Da più di un mese centinaia di persone, riconducibili a dieci popoli indigeni della Colombia, resistono sotto la pioggia battente di Bogotà, con le temperature che la sera possono sfiorare i meno sette gradi. Si tratta per la maggior parte di individui appartenenti al gruppo embera katío, costretti ad abbandonare la propria casa e il proprio territorio in seguito alle ripetute violenze per via del narcotraffico e alle estrazioni illecite di oro. Sono accampati qui, nel parco Enrique Olaya Herrera, con alloggi di fortuna situati nelle vicinanze del congresso della repubblica e del palazzo presidenziale. Il 19 ottobre la Personería di Bogotá, un ufficio che si occupa dei diritti dei cittadini, ha detto che nell’accampamento ci sarebbero 400 persone, 70% delle quali donne incinte e bambini. Alcuni sostengono che un altro gruppo di 1.460 persone sarebbe stanziato in un parco in periferia. Altri, come Ati Quigua, consigliera comunale di Bogotá con il Movimento alternativo indigeno e sociale, ha scritto sui social che ci sarebbero in realtà 1300 indigeni.
Il territorio degli embera katío, che ospita circa 50.000 indigeni, comprende alcune zone molto selvagge, dove scorrono diversi fiumi e la quantità di oro presente nel sottosuolo fa gola a multinazionali e non. La regione dell’Alto Andágueda, ad esempio, è una delle più incontaminate e ha subito per cinque secoli continue estrazioni di oro, nascosto all’interno delle sue montagne. “Negli ultimi anni il controllo delle miniere ha creato uno scontro tra le multinazionali del settore, le comunità e i minatori locali.

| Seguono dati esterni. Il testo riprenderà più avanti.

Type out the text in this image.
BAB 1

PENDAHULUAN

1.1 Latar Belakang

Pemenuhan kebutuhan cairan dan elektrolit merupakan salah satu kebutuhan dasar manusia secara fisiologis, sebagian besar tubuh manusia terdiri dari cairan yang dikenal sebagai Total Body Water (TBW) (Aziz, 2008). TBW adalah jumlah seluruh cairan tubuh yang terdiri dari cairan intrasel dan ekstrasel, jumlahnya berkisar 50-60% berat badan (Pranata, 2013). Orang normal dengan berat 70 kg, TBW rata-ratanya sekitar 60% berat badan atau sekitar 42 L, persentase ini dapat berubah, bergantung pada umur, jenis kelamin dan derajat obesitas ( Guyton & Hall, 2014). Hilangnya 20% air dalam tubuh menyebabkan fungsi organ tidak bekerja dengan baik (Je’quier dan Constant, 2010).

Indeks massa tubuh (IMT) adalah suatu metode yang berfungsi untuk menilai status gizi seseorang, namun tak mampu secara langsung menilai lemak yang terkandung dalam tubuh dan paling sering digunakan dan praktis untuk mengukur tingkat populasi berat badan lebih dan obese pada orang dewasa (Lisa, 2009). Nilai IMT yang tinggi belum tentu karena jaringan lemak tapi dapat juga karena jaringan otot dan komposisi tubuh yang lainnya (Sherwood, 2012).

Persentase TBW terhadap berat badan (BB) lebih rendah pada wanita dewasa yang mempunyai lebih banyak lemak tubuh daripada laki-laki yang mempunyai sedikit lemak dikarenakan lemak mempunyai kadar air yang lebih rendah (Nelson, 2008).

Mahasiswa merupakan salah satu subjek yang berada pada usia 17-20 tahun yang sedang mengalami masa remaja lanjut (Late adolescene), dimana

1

Queste battaglie hanno ignorato i diritti ancestrali sulle terre delle comunità indigene”, si legge sui giornali locali.
Basti pensare che negli anni ’80 tredicimila ettari (su un totale di cinquantamila) erano nelle mani di terzi e altri ventimila erano in attesa di concessioni. Fenomeno a cui si sono aggiunte la violenza dei gruppi armati, i bombardamenti della polizia locale e la piaga del narcotraffico. Tutti elementi che hanno contribuito inevitabilmente a spingere migliaia di profughi a scappare dalle proprie terre, abbandonandole e lasciandole in balìa di alcuni gruppi addetti al narcotraffico e all’estrazione mineraria illegale. I cartelli della droga, infatti, preferiscono inserirsi direttamente nei territori e gestire l’intera filiera, dal principio.
Ma gli indigeni non riescono ad ottenere giustizia, neppure davanti ad un tribunale. Nel 2013 un giudice ha imposto all’Agencia nacional de minería di sospendere i contratti di concessione già in corso e negare quelli richiesti da imprese minerarie non appartenenti alla comunità in questione. Dopo la sentenza, però, non è accaduto niente di concreto e il problema continua a persistere, nonostante l’anno successivo anche il tribunale superiore di Antioquia avesse stabilito la restituzione di alcuni territori strappati alle comunità indigene. In totale, negli anni, sono state più di cinquanta le ingiunzioni ai danni di entità statali, con il fine di garantire il ritorno a casa degli sfollati e l’accesso a servizi necessari quali acqua potabile, istruzione, cibo, salute, nell’arco di poco. “Ma dopo quasi tre anni sono poche le istituzioni che hanno eseguito la sentenza”, ribadiscono le autorità locali. E a chi ritorna non è concessa alcuna garanzia. Sei bambini, tornati a casa nel 2016 insieme ad altre 300 persone, sono morti per malattie come l’influenza.
Secondo Global Witness, in Colombia ci sono quattro morti ogni settimana fra chi difende il proprio territorio. L’anno scorso sono morte 227 persone, e 212 nel 2019. È il paese più pericoloso al mondo in cui battersi per l’ambiente e allo stesso tempo quello che ospita la metà delle specie animali e vegetali esistenti. Ma difendere questa biodiversità significa ancora firmare la propria condanna.